Search for more Everyday Power
We’ve all done it at least once: instead of being present and enjoying a nice dinner with amazing views, all of the sudden – we see an opportunity to take a picture of that amazingly decorated creme brulee and post it on Instagram. We added a perfect filter, a cute caption, and a couple of hashtags – and then anxiously waited for the first Like to come.

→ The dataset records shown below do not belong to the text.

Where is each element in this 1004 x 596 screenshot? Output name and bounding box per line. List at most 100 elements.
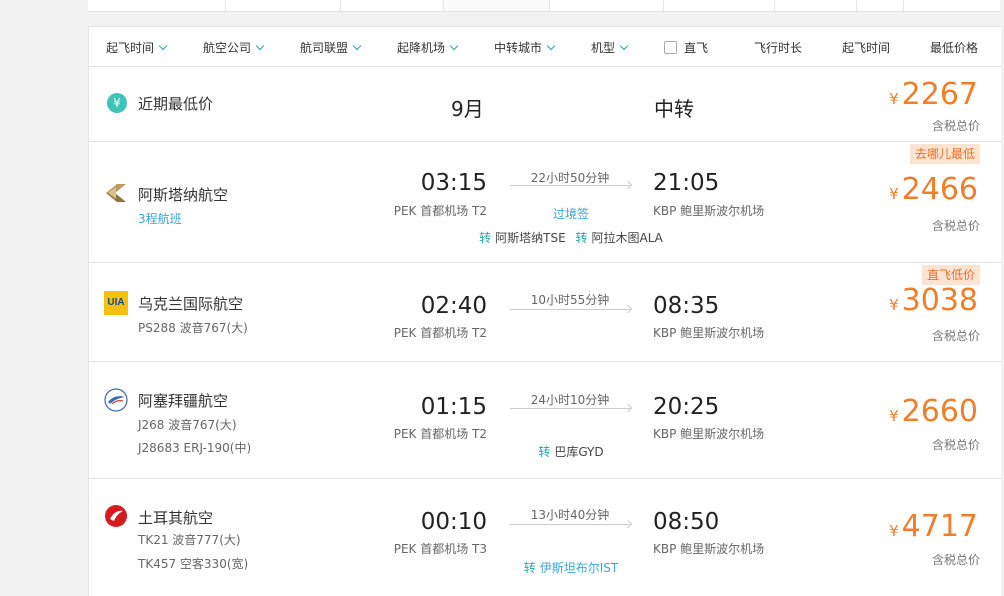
airline-name[interactable]: 阿斯塔纳航空 [138,184,228,205]
arrival-time: 08:35 [653,293,720,319]
tab-divider [549,0,550,11]
transfer-cities: 转巴库GYD [467,443,675,460]
checkbox-icon[interactable] [664,41,677,54]
yen-symbol: ¥ [889,296,899,314]
flight-row[interactable]: UIA 乌克兰国际航空 PS288 波音767(大) 02:40 PEK 首都机… [89,263,1001,362]
recent-lowest-price-row[interactable]: ¥ 近期最低价 9月 中转 ¥2267 含税总价 [89,67,1001,142]
summary-label: 近期最低价 [138,95,214,113]
flight-number-aircraft: PS288 波音767(大) [138,321,248,335]
flight-price[interactable]: ¥2466 [889,172,978,207]
sort-departure-time[interactable]: 起飞时间 [842,39,890,56]
transfer-city: 阿拉木图ALA [591,231,663,245]
flight-number-aircraft: TK21 波音777(大) [138,533,241,547]
flight-price[interactable]: ¥3038 [889,283,978,318]
summary-transfer: 中转 [654,97,694,121]
price-value: 4717 [901,509,978,544]
tab-selected[interactable] [443,0,548,11]
departure-time: 02:40 [420,293,487,319]
departure-airport: PEK 首都机场 T2 [393,427,487,441]
chevron-down-icon [619,41,629,51]
flight-number-aircraft: J28683 ERJ-190(中) [138,441,252,455]
transfer-city: 伊斯坦布尔IST [539,561,619,575]
filter-transfer-city[interactable]: 中转城市 [494,39,556,56]
filter-alliance[interactable]: 航司联盟 [300,39,362,56]
filter-airline[interactable]: 航空公司 [203,39,265,56]
transfer-city: 阿斯塔纳TSE [495,231,566,245]
transfer-city: 巴库GYD [554,445,604,459]
chevron-down-icon [449,41,459,51]
arrival-airport: KBP 鲍里斯波尔机场 [653,326,765,340]
flight-price[interactable]: ¥2660 [889,394,978,429]
tax-label: 含税总价 [931,329,980,343]
filter-aircraft[interactable]: 机型 [591,39,629,56]
arrival-time: 20:25 [653,394,720,420]
flight-row[interactable]: 阿塞拜疆航空 J268 波音767(大) J28683 ERJ-190(中) 0… [89,362,1001,479]
top-tab-strip [88,0,1000,12]
arrow-right-icon [510,408,630,409]
price-value: 2660 [901,394,978,429]
chevron-down-icon [158,41,168,51]
filter-label: 航空公司 [203,41,252,55]
departure-time: 03:15 [420,170,487,196]
direct-only-checkbox[interactable]: 直飞 [664,39,708,56]
chevron-down-icon [546,41,556,51]
tab-divider [663,0,664,11]
tax-label: 含税总价 [931,438,980,452]
yen-symbol: ¥ [889,90,899,108]
arrival-airport: KBP 鲍里斯波尔机场 [653,427,765,441]
flight-duration: 22小时50分钟 [530,171,610,185]
arrival-time: 21:05 [653,170,720,196]
chevron-down-icon [255,41,265,51]
filter-airport[interactable]: 起降机场 [397,39,459,56]
arrival-time: 08:50 [653,509,720,535]
transfer-icon: 转 [479,231,492,245]
flight-number-aircraft: J268 波音767(大) [138,418,237,432]
yen-symbol: ¥ [889,522,899,540]
filter-departure-time[interactable]: 起飞时间 [106,39,168,56]
transfer-icon: 转 [575,231,588,245]
yen-symbol: ¥ [889,185,899,203]
flight-duration: 13小时40分钟 [530,508,610,522]
tab-divider [225,0,226,11]
flight-results-panel: 起飞时间 航空公司 航司联盟 起降机场 中转城市 机型 直飞 飞行时长 起飞时间… [88,26,1001,596]
tax-label: 含税总价 [931,553,980,567]
price-value: 2267 [901,77,978,112]
tab-divider [774,0,775,11]
flight-price[interactable]: ¥4717 [889,509,978,544]
arrow-right-icon [510,524,630,525]
arrival-airport: KBP 鲍里斯波尔机场 [653,542,765,556]
flight-number-aircraft: TK457 空客330(宽) [138,557,249,571]
airline-name[interactable]: 乌克兰国际航空 [138,293,243,314]
summary-price: ¥2267 [889,77,978,112]
transit-visa-note[interactable]: 过境签 [467,205,675,222]
price-value: 2466 [901,172,978,207]
departure-time: 01:15 [420,394,487,420]
chevron-down-icon [352,41,362,51]
sort-lowest-price[interactable]: 最低价格 [930,39,978,56]
sort-label: 最低价格 [930,41,979,55]
sort-duration[interactable]: 飞行时长 [754,39,802,56]
air-astana-logo [106,184,126,202]
filter-label: 机型 [591,41,616,55]
arrow-right-icon [510,309,630,310]
tax-label: 含税总价 [931,219,980,233]
yen-symbol: ¥ [889,407,899,425]
tab-divider [903,0,904,11]
sort-label: 起飞时间 [842,41,891,55]
arrival-airport: KBP 鲍里斯波尔机场 [653,204,765,218]
direct-label: 直飞 [684,41,709,55]
flight-duration: 10小时55分钟 [530,293,610,307]
flight-row[interactable]: 土耳其航空 TK21 波音777(大) TK457 空客330(宽) 00:10… [89,479,1001,596]
flight-row[interactable]: 阿斯塔纳航空 3程航班 03:15 PEK 首都机场 T2 22小时50分钟 过… [89,142,1001,263]
price-value: 3038 [901,283,978,318]
azal-logo [104,388,128,412]
filter-label: 起降机场 [397,41,446,55]
summary-month: 9月 [451,97,484,121]
departure-airport: PEK 首都机场 T3 [393,542,487,556]
airline-name[interactable]: 土耳其航空 [138,507,213,528]
airline-name[interactable]: 阿塞拜疆航空 [138,390,228,411]
flight-duration: 24小时10分钟 [530,393,610,407]
filter-label: 航司联盟 [300,41,349,55]
uia-logo: UIA [104,291,128,315]
multi-leg-link[interactable]: 3程航班 [138,210,182,227]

Likes are a form of validation we all secretly crave for, scientific research has shown. Even though it’s hard to admit it, we tend to assess our personal value through these numbers. We feel a lack of confidence and start self-doubting if these figures are too low.
In the era of hyper information and over-sharing everything with our friends (and strangers) on social media – we need to stop and think: when is the moment one should draw a line?
The endless scrolling through the Instagram feed sure helps you to keep up with others. But it also disconnects you from yourself. There is a subtle but sneaky ultimatum for all those who say “no” to social media as they are somewhat ostracized and miss out on a lot of happenings in the virtual world.
It is almost as NOT having an online identity indicates one does not exist at all.
However, you can’t Photoshop your non-virtual days, nor can you put a filter on real life.
Here’s how Instagram filters are ruining your life.
Your Priorities Get Messed Up
Remember the good old days when you used to snap a photo so you could have a lovely memory of a certain experience? Today, you are likely taking one so you can post it directly online. Not that there is anything wrong with sharing. But the motives for doing so are badly positioned.
We have come to a point where we carefully construct our online lives that sometimes, have NOTHING to do with our real ones. Instead of sharing a moment with your loved ones and actually being there, you choose to disrupt it and connect to a virtual community.
This might not be so hard to explain as we embellish our lives through our Instagram filters so we feel more attention-worthy, more attractive, or more exciting than in real life.
An intriguing (and a bit creepy) photography art project by Egor Tsvetkov showed how different our virtual identities can be from the real ones and how reckless we often are when it comes to over-sharing information on social media.
Instagram Filters Force Fake Perfection
We tend to use our Instagram profiles as a way to show others who we are, to get more involved, and enhance our sense of belonging.
This is why it’s so easy to slip into the play-pretend game and show ourselves differently to the world – as we would like to be, NOT as we truly are. Searching for a perfect angle for a selfie may take hours, everyone has basic Photoshop skills nowadays, and picking a suitable filter became essential.
This year, a story of a former Instagram model became viral as she decided to speak up on the truth about her “perfect life” hidden behind her pictures. The technology keeps up with these bizarre trends: let’s just take a minute and contemplate the new iPhone with the built-in camera filter.
The message here is that we are naturally NOT beautiful enough. That we should focus on the beauty standards only a few can actually meet. We instantly feel bad about ourselves and reach out to the next best thing: adding Instagram filters.
Buzzfeed made a humorous story about fake lives on Instagram. A few laughs might not hurt, but seriously – instead of covering up or Photoshopping, we should take a holistic approach towards our body and mind.
Turn to organic vitamin C serum for a fresh look instead of masking your bad skin in Instagram filters. Actually eat that portion of healthy salad you’ve posted, instead of enjoying fast food. Go for a jog and savor it instead of spraying yourself with water and posting a “sweat” selfie that reflects your fitness-focused life.
Your Mental Health Might Be In Danger
By comparing yourself to others, you might get the feeling you’re not good enough. This is absurd right from the beginning; given the fact the constructed lives are most frequently beautified or not real at all.
In 2013, one study aimed to debunk the reasons and ways how women particularly get affected by social media when it comes to their personal body-image. TIME magazine also wrote about the social media as the toxic mirror, as well as BBC and other reputable media.
It is a burning issue that promotes poor self-esteem and body-image and can lead to eating disorders, body dysmorphia, even depression and suicidal thoughts (frequently among adolescents and forming adults).
The way you use Instagram filters may indicate signs of depression, and you might not even be aware of it. It can sneak up on you by making you feel indifferent, moody, or exhausted. You probably wouldn’t blame social media. Rather, you would say it’s due to a stressful day at work or lack of sleep.
Speaking of which, if you have a habit of scrolling through your phone just before sleep, it might be the EXACT thing that’s keeping you up at night. Artificial light from mobile device signals the brain it’s not yet time to rest.
In addition to triggering insomnia, frequently checking Instagram may cause anxiety and depression. The so-called “lurking” on social media – which is passively participating without posting or liking anything – is the worst kind of interaction. It makes one feel excluded. No wonder we try our best to keep posting and stay engaged.
Use Instagram Filters Sparingly
Instagram and other social media are NOT bad per se: you simply have to know how to use them. Becoming aware of how they can impact your life is the first step towards obtaining control. There’s more to life than a perfect caption, or the number of Likes.